Roderick MacFarquhar at the Stanford Center of Peking University, October 2013 |
China's Crackdown On Sex Trade: An Anti-Corruption Campaign In Disguise? by Heng Shao
Roderick MacFarquhar, a professor at Harvard University, is quoted in the above article as saying that Confucianism is about virtuous women and "men un-corrupt!" It is quite a stretch of imagination that Xi Jinping's thought is guided by Confucius, and a very interesting statement in itself that, if it's true, may change 300 years of China Studies. That's because Confucianism, a 2500 years old tradition, is ANYTHING BUT un-corrupt, at least from a modern perspective. It's about hierarchies, patriarchy, nepotism, abuse of officialdom, and moral dictatorship, and not a few people (Lu Xun, say, and most European philosophers and world historians, and Japan who willfully abandoned Confucianism, for a starter) in fact have argued that Confucianism had been the main reason for China's cultural backwardness, no offense intended.

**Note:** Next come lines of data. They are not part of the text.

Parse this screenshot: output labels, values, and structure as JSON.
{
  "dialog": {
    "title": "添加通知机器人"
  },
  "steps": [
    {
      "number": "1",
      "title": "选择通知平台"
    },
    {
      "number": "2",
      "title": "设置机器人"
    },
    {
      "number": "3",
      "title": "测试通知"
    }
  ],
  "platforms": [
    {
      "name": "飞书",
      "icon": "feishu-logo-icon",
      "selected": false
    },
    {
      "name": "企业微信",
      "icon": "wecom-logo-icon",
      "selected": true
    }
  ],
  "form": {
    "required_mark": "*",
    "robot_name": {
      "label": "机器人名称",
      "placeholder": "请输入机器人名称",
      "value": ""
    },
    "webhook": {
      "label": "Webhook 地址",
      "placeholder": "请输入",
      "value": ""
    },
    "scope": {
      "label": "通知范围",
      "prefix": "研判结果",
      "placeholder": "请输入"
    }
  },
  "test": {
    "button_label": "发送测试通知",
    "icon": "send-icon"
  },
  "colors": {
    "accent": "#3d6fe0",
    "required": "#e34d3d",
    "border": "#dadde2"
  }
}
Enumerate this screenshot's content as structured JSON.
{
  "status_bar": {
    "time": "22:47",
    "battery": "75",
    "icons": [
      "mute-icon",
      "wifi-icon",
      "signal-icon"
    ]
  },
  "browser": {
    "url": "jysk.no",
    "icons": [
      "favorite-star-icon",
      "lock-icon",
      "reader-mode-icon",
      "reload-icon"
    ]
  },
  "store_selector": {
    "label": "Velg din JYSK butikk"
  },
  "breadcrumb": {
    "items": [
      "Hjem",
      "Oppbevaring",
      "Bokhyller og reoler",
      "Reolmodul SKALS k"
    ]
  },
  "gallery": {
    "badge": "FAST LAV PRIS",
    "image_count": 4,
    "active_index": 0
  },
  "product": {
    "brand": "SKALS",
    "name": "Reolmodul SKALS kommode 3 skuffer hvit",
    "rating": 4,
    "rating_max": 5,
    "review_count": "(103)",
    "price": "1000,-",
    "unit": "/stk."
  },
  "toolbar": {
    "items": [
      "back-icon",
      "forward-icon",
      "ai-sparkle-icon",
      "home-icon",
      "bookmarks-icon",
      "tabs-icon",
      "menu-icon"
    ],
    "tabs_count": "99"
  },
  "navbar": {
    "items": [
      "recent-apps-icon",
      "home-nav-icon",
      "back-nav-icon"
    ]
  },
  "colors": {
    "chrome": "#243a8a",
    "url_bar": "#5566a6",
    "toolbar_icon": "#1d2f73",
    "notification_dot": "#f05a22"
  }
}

The Confucian canon, often referred to as a code of conduct rather than a proper religion, is essentially an instruction manual for cult leaders and dictators on how to morally blackmail the people into obedience. Hence the absence of universal concepts of freedom, individualism, and human rights (although there's a lot in it about human responsibilities, like filial piety, obedience, dependence) in China. The vibrant sex trade might as well be an afterbirth or direct expression of the out-dated but not defeated Confucian tradition, and Xi Jinping's Anti-Corruption Campaign might as well be another attempt of modernism to drive out out-dated customs that blemished China's image in the world. How so? Well, we know quite well that it was the Communist Party who battled the Confucian traditions of polygamy, concubinage, arranged marriages, and mistress culture (albeit not always successfully). In fact, it takes forever to establish the rule of law in China precisely because Confucianism thought that coercing people with a sense of obligation, shame and "face" works just fine, with the unenviable consequences that the people of China, in Hegel's words, "cherish the meanest opinion of themselves, and believe that they are born only to drag the car of Imperial Power."
Professor MacFarquhar, a political analyst, must know all this well but he and/or the article may have intentionally linked corruption in China to Communism, rather than Confucianism. I don't know which one is the greater evil. But I have this notion that actions such as the crackdown on rampant prostitution and corruption are based on reason and common sense of modern statesmanship and should not be attributed to the recommendations of Jesus Christ, the Buddha, Confucius, or any other quack who lived in the 1st millennium BC. This is the 21st Century!
Professor MacFarquhar seems to suggest that the troubled Communist Party of China under Xi Jinping, instead of dashing into an unknown future (of liberal democracy and Westernization, perhaps?), may want to revive Confucianism in order to justify its authoritarian leadership. As said, Confucianism works pretty good at that: The Confucian ideal of a government run by supreme human beings -the junzi- with superior moral values, not dissimilar to Plato's Philosopher Kings, is possibly the greatest corruption of all.